COEHD students and faculty provide counseling services free of charge. Master’s and doctoral students fulfill their required practicum training while providing a much-needed service to families. This past fiscal year, 269 clients attended nearly 2,000 appointments at the center, according to Catherine Somody, the center’s director. They also served 31 groups in the juvenile justice system, including 1,348 teens and parents.

The center’s neurofeedback training program is the only one of its kind in the nation, accredited by both the Council for Accreditation of Counseling and Related Educational Programs and the Biofeedback Certification International Alliance, according to Somody.

“The center provides an excellent opportunity for UTSA counseling students to work with children and families under the supervision of full-time, professionally accredited counseling faculty and center staff,” says COEHD’s dean, Betty Merchant. “The Sarabia Center is a compassionate response to the systemic and financial constraints of both schools and families, providing excellent services to families at no cost. In doing so, the Sarabia Center epitomizes the core beliefs and values of the COEHD.”

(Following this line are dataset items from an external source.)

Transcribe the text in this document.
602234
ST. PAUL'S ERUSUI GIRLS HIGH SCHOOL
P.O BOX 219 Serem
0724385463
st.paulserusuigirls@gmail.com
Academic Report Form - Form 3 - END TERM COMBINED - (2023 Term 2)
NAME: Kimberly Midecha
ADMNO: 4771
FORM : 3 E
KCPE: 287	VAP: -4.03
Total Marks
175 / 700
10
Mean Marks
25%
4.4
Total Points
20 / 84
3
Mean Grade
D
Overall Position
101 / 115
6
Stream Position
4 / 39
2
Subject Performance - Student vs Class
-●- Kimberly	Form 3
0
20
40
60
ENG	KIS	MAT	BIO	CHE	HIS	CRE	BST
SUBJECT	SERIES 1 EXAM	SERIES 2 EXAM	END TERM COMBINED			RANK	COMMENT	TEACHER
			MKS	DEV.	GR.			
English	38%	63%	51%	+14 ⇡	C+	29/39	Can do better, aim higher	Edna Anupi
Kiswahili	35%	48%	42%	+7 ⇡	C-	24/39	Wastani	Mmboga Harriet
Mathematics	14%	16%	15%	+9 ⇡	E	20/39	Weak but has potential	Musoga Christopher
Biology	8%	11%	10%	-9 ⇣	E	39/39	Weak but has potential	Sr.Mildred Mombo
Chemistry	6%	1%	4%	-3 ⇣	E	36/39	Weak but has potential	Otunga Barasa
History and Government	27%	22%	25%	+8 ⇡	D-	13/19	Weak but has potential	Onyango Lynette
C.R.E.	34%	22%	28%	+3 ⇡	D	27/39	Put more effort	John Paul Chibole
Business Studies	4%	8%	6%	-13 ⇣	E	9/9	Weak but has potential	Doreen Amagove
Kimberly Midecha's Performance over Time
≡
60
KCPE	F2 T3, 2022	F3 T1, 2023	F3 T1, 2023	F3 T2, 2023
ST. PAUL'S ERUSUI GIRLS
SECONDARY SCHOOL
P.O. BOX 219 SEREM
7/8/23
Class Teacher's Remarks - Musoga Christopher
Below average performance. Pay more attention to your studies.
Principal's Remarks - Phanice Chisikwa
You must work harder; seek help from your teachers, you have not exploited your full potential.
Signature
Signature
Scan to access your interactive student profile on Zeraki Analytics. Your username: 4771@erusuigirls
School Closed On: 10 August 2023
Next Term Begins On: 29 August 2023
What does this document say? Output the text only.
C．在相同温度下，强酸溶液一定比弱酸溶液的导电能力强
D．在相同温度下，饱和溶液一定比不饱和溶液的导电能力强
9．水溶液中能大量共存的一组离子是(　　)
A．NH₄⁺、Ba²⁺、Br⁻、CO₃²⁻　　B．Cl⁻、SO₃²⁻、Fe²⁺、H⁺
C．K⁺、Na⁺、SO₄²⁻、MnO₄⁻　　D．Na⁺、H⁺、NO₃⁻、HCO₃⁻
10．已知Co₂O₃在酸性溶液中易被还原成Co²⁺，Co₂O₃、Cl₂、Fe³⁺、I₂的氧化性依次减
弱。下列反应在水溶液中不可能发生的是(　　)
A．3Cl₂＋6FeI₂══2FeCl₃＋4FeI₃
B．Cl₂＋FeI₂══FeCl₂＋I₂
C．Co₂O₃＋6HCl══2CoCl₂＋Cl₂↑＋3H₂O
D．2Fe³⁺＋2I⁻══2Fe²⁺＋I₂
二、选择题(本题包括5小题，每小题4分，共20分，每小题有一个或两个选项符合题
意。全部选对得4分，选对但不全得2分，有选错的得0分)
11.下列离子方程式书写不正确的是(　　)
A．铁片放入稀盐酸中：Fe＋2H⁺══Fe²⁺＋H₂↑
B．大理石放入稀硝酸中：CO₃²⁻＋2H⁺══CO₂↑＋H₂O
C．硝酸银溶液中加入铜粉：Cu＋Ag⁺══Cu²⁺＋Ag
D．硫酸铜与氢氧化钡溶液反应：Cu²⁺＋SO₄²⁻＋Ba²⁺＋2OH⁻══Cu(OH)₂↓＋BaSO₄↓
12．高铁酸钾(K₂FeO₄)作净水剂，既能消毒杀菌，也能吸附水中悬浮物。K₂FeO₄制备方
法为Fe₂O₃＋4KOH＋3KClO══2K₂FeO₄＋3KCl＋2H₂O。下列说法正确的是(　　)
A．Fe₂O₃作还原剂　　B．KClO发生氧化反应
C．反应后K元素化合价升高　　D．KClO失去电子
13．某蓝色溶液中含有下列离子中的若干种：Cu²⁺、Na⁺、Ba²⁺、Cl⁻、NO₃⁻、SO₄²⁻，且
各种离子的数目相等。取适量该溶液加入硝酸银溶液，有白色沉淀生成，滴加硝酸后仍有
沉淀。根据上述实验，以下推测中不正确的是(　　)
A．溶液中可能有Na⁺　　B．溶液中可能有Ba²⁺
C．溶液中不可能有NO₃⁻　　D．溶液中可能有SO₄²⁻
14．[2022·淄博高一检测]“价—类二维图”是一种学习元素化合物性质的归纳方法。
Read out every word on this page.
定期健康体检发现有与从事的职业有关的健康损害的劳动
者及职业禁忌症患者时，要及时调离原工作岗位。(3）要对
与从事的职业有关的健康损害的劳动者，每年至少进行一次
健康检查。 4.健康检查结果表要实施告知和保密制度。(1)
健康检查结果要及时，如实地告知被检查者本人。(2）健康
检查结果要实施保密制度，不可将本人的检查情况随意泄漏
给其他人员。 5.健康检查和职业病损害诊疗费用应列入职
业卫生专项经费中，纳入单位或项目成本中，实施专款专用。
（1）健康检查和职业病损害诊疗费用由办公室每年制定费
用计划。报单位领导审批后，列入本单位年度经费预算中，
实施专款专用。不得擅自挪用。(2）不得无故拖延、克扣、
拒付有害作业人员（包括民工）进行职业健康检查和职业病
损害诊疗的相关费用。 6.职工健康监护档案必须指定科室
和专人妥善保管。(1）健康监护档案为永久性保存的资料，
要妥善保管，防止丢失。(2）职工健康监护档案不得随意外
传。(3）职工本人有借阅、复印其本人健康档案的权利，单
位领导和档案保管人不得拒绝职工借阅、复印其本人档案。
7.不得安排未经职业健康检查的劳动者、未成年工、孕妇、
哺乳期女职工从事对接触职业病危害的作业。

Center director Somody says the gifts to the center help cover costs for a variety of resources, like new equipment or even printed forms that need to be filled out by clients. “We always need new books and materials to stay current with developments in counseling,” she explains, “and we constantly need to expand our playroom and other creative materials to engage our youngest clients.”

There is currently a waiting list for services because the demand greatly outweighs the six counseling rooms available, Somody says. The “ultimate dream,” she adds, would be to move to a small but more accessible building near the campus that offers more counseling space.

Both Cuban-born, Fermin and Perla arrived in the United States prior to the Bay of Pigs Invasion and moved to the Alamo City following his psychiatric residency in Norman, Okla. They chose San Antonio, Perla Sarabia says, because her husband had heard about the need for Spanish-speaking psychiatrists here. His first job was at the San Antonio State Hospital. When he opened his private practice he treated some families at no charge.

“We are very grateful for the first UTSA doctoral students that opened up the clinic with him,” Perla says. “Thanks to the Stardust Club and UTSA, we have as a group started to make a difference. And that’s all that we can hope.”